Average Time It Takes Spinach Leaves to Float
Photosynthesis Showing the Chemical Reactions.
Monocot vs. Dicot Mini Experiment
Purpose of Experiment:
This experiment had a many purposes and I learned a lot in each aspect of it. One of the main reasons we did this, is so that we could get some first hand experience identifying monocots vs. dicots. It's one thing to learn it from a video or article, but having to look at the two different plants under the microscope and identify which one had the specific features of a monocot or dicot brought my learning to a whole nother level. I feel like another major reasons we took this project on, was so that we could see what different factors affected the plants, whether you put it in sunlight or darkness, lots of water or no water, or something in between, etc.
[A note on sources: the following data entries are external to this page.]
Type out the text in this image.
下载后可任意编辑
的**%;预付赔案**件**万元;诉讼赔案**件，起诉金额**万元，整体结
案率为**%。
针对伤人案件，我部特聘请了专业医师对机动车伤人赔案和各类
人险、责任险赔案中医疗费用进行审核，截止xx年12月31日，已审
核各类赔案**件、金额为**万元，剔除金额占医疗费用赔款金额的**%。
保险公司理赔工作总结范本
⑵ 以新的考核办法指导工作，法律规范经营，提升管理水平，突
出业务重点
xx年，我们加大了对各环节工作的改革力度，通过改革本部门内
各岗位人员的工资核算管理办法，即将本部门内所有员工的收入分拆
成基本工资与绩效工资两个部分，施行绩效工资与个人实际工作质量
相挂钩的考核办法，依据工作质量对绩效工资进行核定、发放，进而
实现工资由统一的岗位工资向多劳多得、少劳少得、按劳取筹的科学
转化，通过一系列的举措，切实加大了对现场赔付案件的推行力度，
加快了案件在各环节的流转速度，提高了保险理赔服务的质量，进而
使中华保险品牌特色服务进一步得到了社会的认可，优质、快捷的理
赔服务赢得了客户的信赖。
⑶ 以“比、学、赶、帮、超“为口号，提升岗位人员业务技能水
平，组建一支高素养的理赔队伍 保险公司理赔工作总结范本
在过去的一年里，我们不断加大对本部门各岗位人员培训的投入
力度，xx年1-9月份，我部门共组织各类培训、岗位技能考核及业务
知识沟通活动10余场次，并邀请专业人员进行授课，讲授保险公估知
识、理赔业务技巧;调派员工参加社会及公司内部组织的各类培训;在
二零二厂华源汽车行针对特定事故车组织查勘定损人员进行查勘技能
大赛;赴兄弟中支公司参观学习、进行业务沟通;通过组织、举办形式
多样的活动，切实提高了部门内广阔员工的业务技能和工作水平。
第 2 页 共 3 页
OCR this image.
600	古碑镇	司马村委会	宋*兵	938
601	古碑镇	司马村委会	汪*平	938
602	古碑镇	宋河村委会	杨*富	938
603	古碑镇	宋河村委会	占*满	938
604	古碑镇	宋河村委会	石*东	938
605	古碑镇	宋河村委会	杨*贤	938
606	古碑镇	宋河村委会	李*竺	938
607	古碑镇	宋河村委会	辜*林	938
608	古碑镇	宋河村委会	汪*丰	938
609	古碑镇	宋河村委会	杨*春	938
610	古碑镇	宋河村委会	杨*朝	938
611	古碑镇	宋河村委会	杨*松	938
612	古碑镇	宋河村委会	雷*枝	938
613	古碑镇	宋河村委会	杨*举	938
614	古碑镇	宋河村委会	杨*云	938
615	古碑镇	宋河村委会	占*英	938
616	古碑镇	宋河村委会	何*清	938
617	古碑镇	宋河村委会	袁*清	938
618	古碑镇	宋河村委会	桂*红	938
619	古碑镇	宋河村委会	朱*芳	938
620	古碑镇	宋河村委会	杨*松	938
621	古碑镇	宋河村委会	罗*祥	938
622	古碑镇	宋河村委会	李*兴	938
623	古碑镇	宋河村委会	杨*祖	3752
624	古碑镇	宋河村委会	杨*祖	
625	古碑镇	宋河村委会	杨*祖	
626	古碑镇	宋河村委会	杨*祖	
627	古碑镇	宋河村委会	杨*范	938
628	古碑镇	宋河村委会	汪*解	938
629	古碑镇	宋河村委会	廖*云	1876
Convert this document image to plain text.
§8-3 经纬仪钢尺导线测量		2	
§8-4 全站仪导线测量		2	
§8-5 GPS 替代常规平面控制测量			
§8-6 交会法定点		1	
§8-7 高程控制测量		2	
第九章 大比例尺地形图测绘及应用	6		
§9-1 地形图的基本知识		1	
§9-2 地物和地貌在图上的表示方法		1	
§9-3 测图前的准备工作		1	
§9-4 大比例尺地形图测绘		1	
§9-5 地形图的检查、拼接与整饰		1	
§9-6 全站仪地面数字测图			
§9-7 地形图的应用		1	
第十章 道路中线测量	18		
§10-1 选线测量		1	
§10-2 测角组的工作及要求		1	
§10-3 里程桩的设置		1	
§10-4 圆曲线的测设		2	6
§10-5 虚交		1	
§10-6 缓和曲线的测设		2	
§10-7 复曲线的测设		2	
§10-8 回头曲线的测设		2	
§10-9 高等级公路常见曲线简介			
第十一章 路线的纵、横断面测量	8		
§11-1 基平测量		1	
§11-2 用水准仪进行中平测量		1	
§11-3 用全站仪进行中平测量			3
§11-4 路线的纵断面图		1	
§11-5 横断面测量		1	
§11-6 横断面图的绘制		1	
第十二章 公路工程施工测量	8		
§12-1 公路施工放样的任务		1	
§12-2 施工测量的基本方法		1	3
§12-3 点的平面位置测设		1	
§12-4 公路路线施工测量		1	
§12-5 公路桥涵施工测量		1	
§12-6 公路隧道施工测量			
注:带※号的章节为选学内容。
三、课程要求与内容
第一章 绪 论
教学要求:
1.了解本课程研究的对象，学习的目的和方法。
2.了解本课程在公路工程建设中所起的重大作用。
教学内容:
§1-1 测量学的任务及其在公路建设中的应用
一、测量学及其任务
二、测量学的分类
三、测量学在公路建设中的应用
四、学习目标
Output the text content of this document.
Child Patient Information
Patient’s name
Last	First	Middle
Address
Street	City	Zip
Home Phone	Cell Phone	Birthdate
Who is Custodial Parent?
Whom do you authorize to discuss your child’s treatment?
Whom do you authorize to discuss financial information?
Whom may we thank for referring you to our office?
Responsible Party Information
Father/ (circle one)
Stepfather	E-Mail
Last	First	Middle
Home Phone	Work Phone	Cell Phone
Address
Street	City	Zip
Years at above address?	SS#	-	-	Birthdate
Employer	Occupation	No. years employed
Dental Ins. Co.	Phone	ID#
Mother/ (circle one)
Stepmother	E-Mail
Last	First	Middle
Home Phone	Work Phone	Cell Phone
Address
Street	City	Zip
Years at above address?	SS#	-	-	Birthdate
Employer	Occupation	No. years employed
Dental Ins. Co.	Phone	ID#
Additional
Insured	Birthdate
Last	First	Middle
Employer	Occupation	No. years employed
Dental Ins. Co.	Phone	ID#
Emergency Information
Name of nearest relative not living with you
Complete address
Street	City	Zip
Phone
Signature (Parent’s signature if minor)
We were also able to watch and see which plant grew faster and what parts showed up first vs. what started to grow later on in the process. The final thing that we were able to take away from this project is, practicing collecting data and writing it up in a format that made sense and looked good.
Growing Process of my Mung Bean and Corn Plants:
My Seed Experiment Observations:
My plants thrived more than I thought they were going to with all the conditions they were in. I kept my plants near the window seal, and water it every day that I was at school with 40 ml of store bought filtered water. Because we don't go to school Saturday's or Sunday's I did miss watering my plant a couple times. As part of the experiment, I wanted to keep the conditions my plant was in consistent.